Em entrevista à DW África, Ivan Maússe, pesquisador do Centro de Integridade Pública (CIP), diz que está gorada a oportunidade do estado devolver o poder às comunidades, porque politicamente "a FRELIMO tem medo de perder o poder".
DW: Como vê esta decisão do Parlamento?
Ivan Maússe (IM): A partir do momento em que essas matérias ligadas à descentralização, de modo particular as eleições distritais, passaram a estar previstas na Constituição, passaram a deixar de ser matéria de forças políticas, e passou a ser um direito dos moçambicanos. Logo, para que houvesse qualquer alteração a esta norma constitucional, deveria ser necessário que houvesse a consulta dos moçambicanos, que seriam os legítimos destinatários deste modelo ou destas eleições que nós iríamos realizar no próximo ano.

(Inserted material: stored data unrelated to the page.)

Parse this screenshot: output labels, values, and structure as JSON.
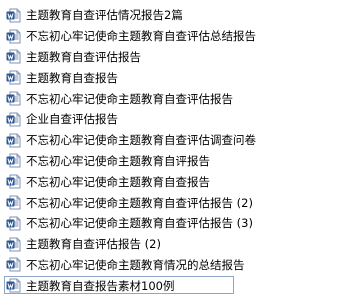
{
  "files": [
    {
      "name": "主题教育自查评估情况报告2篇",
      "icon": "word-doc-icon"
    },
    {
      "name": "不忘初心牢记使命主题教育自查评估总结报告",
      "icon": "word-doc-icon"
    },
    {
      "name": "主题教育自查评估报告",
      "icon": "word-doc-icon"
    },
    {
      "name": "主题教育自查报告",
      "icon": "word-doc-icon"
    },
    {
      "name": "不忘初心牢记使命主题教育自查评估报告",
      "icon": "word-doc-icon"
    },
    {
      "name": "企业自查评估报告",
      "icon": "word-doc-icon"
    },
    {
      "name": "不忘初心牢记使命主题教育自查评估调查问卷",
      "icon": "word-doc-icon"
    },
    {
      "name": "不忘初心牢记使命主题教育自评报告",
      "icon": "word-doc-icon"
    },
    {
      "name": "不忘初心牢记使命主题教育自查报告",
      "icon": "word-doc-icon"
    },
    {
      "name": "不忘初心牢记使命主题教育自查评估报告 (2)",
      "icon": "word-doc-icon"
    },
    {
      "name": "不忘初心牢记使命主题教育自查评估报告 (3)",
      "icon": "word-doc-icon"
    },
    {
      "name": "主题教育自查评估报告 (2)",
      "icon": "word-doc-icon"
    },
    {
      "name": "不忘初心牢记使命主题教育情况的总结报告",
      "icon": "word-doc-icon"
    },
    {
      "name": "主题教育自查报告素材100例",
      "icon": "word-doc-icon"
    }
  ],
  "colors": {
    "icon_blue": "#2b5797",
    "icon_paper": "#ffffff",
    "icon_outline": "#7f93b3",
    "selection_border": "#8fa6c8"
  }
}
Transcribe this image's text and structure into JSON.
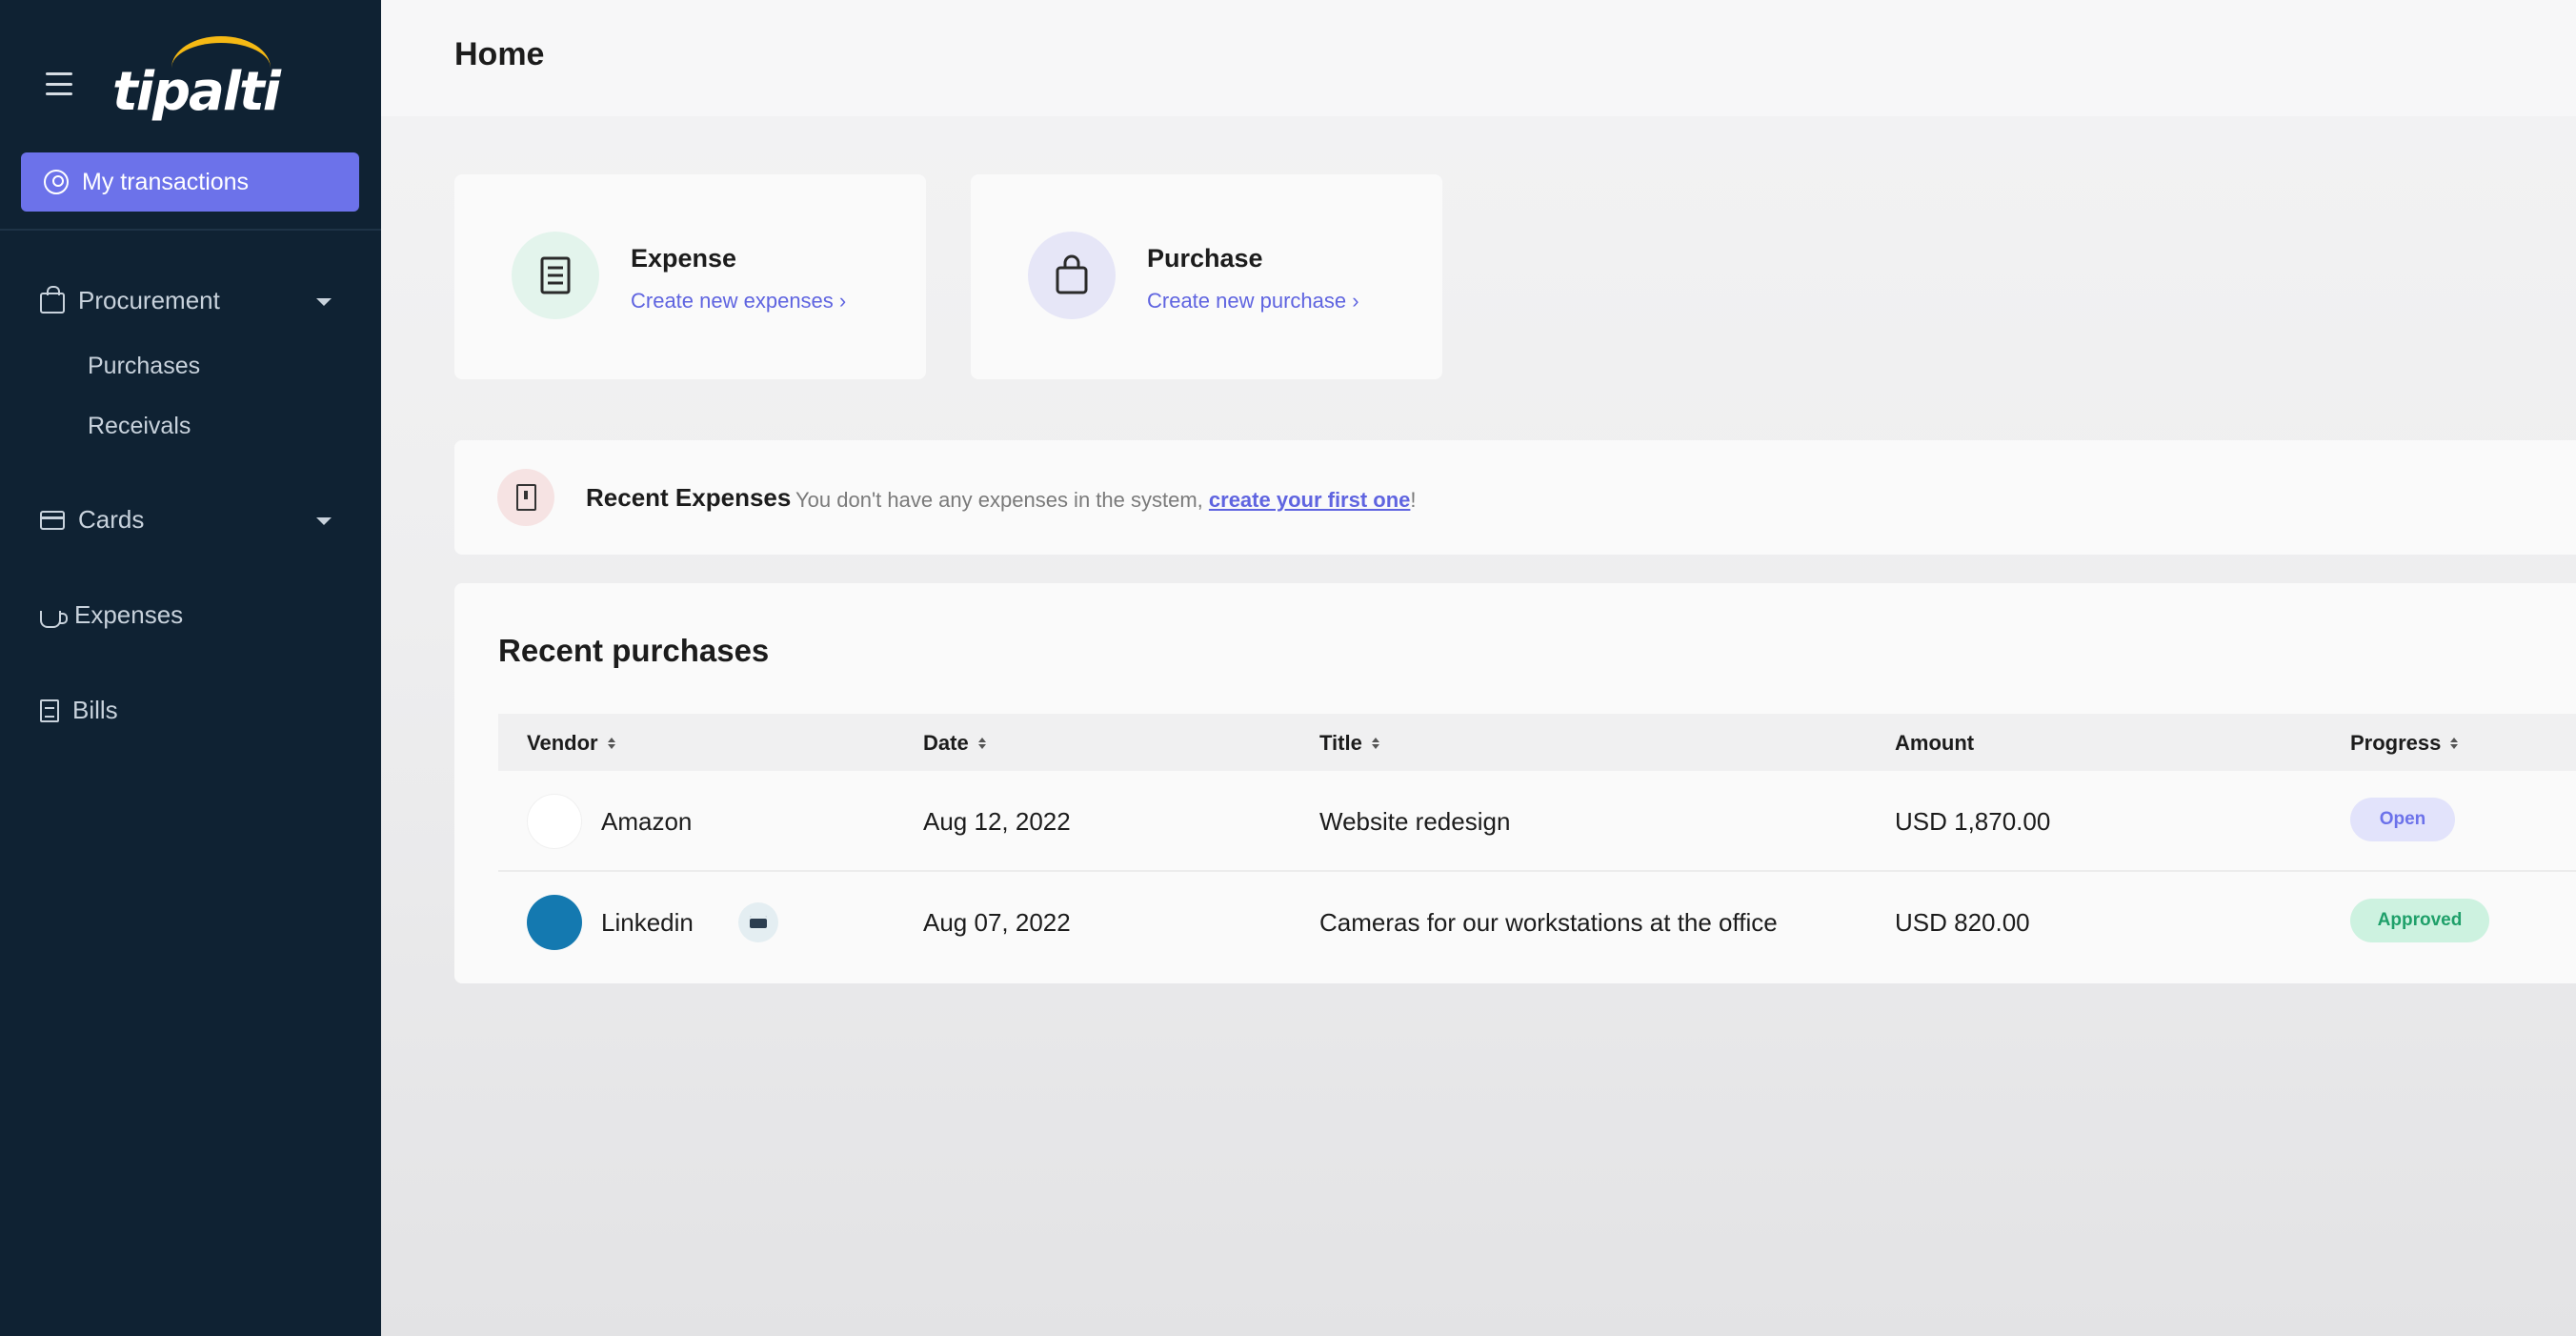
{
  "sidebar": {
    "logo_text": "tipalti",
    "my_transactions": "My transactions",
    "procurement": "Procurement",
    "purchases": "Purchases",
    "receivals": "Receivals",
    "cards": "Cards",
    "expenses": "Expenses",
    "bills": "Bills"
  },
  "header": {
    "title": "Home"
  },
  "cards": {
    "expense": {
      "title": "Expense",
      "link": "Create new expenses ›"
    },
    "purchase": {
      "title": "Purchase",
      "link": "Create new purchase ›"
    }
  },
  "recent_expenses": {
    "title": "Recent Expenses",
    "message": "You don't have any expenses in the system, ",
    "link": "create your first one",
    "suffix": "!"
  },
  "recent_purchases": {
    "title": "Recent purchases",
    "columns": {
      "vendor": "Vendor",
      "date": "Date",
      "title": "Title",
      "amount": "Amount",
      "progress": "Progress"
    },
    "rows": [
      {
        "vendor": "Amazon",
        "date": "Aug 12, 2022",
        "title": "Website redesign",
        "amount": "USD 1,870.00",
        "progress": "Open"
      },
      {
        "vendor": "Linkedin",
        "date": "Aug 07, 2022",
        "title": "Cameras for our workstations at the office",
        "amount": "USD 820.00",
        "progress": "Approved"
      }
    ]
  },
  "colors": {
    "accent": "#6c72ea",
    "sidebar_bg": "#0f2233",
    "logo_arc": "#f5b914",
    "approved": "#1fa06a"
  },
  "icons": [
    "hamburger-icon",
    "user-circle-icon",
    "shopping-bag-icon",
    "credit-card-icon",
    "cup-icon",
    "bill-icon",
    "receipt-icon",
    "sort-icon",
    "chevron-down-icon"
  ]
}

DW: O que significaria a consulta aos moçambicanos? Seria um referendo?
IM: Seria um referendo. Infelizmente não sei se foi propositado ou não, em Moçambique, matérias ligadas à descentralização não estarem sujeitas areferendo, o que é um dado muito curioso, porque os termos do artigo 138º da Constituição República determinam que o referendo é realizado para haver uma auscultação pública sobre os grandes assuntos da nação moçambicana. A matéria sobre descentralização é claramente um assunto que é de grande relevância. Infelizmente, o referendo não foi regulamentado. Não existe lei do referendo em Moçambique.
DW: Uma vez mais o cidadão fica excluído do processo de decisão sobre grandes matérias da nação.
IM: Sem dúvidas. A matéria da descentralização veio provar o quão deficiente é o nosso sistema político, porque não se pode tomar decisões de grande relevância como esta, que é a devolução do poder à comunidade, para que ela seja ela própria a decidir por si mesma os destinos próprios.
DW: Com esta aprovação no Parlamento, fica mais uma vez adiado o sonho dos cidadãos de elegerem os seus próprios administradores, pelo menos para já.
IM: Ficam adiadas para o futuro se o próprio Parlamento não nos disser com alguma clareza quais são as condições que tornam viáveis as eleições distritais, porque, de acordo com a nova orientação, as eleições vão ser realizadas quando as condições estiverem efetivamente criadas para a sua realização. E a pergunta é: quais condições?
DW: O que é que pode estar por detrás deste temor de devolver o poder às comunidades?
IM: O proponente do adiamento é a FRELIMO. É a FRELIMO que controla praticamente todo o país. Num quadro em que se descentraliza, em que as comunidades locais têm a possibilidade de por si próprias decidirem o seu destino e os seus líderes, é claro que é um ponto de partida para o partido FRELIMO perder alguma legitimidade ao nível de alguns territórios do país. E, como se diz, o poder muitas vezes, em algumas ocasiões, não se arranca do topo para a base, mas ataca-se da base. Se essas bases de oposição começaram a ganhar alguma legitimidade, alguma aceitação, é um ponto de partida para que, a nível macro, a FRELIMO possa perder legitimidade.
DW: Está a tentar dizer que é o medo de partilhar o poder?
IM: Sem dúvida, até porque em Moçambique o poder sempre foi visto como um meio para dar emprego. A política é emprego e trabalho em Moçambique.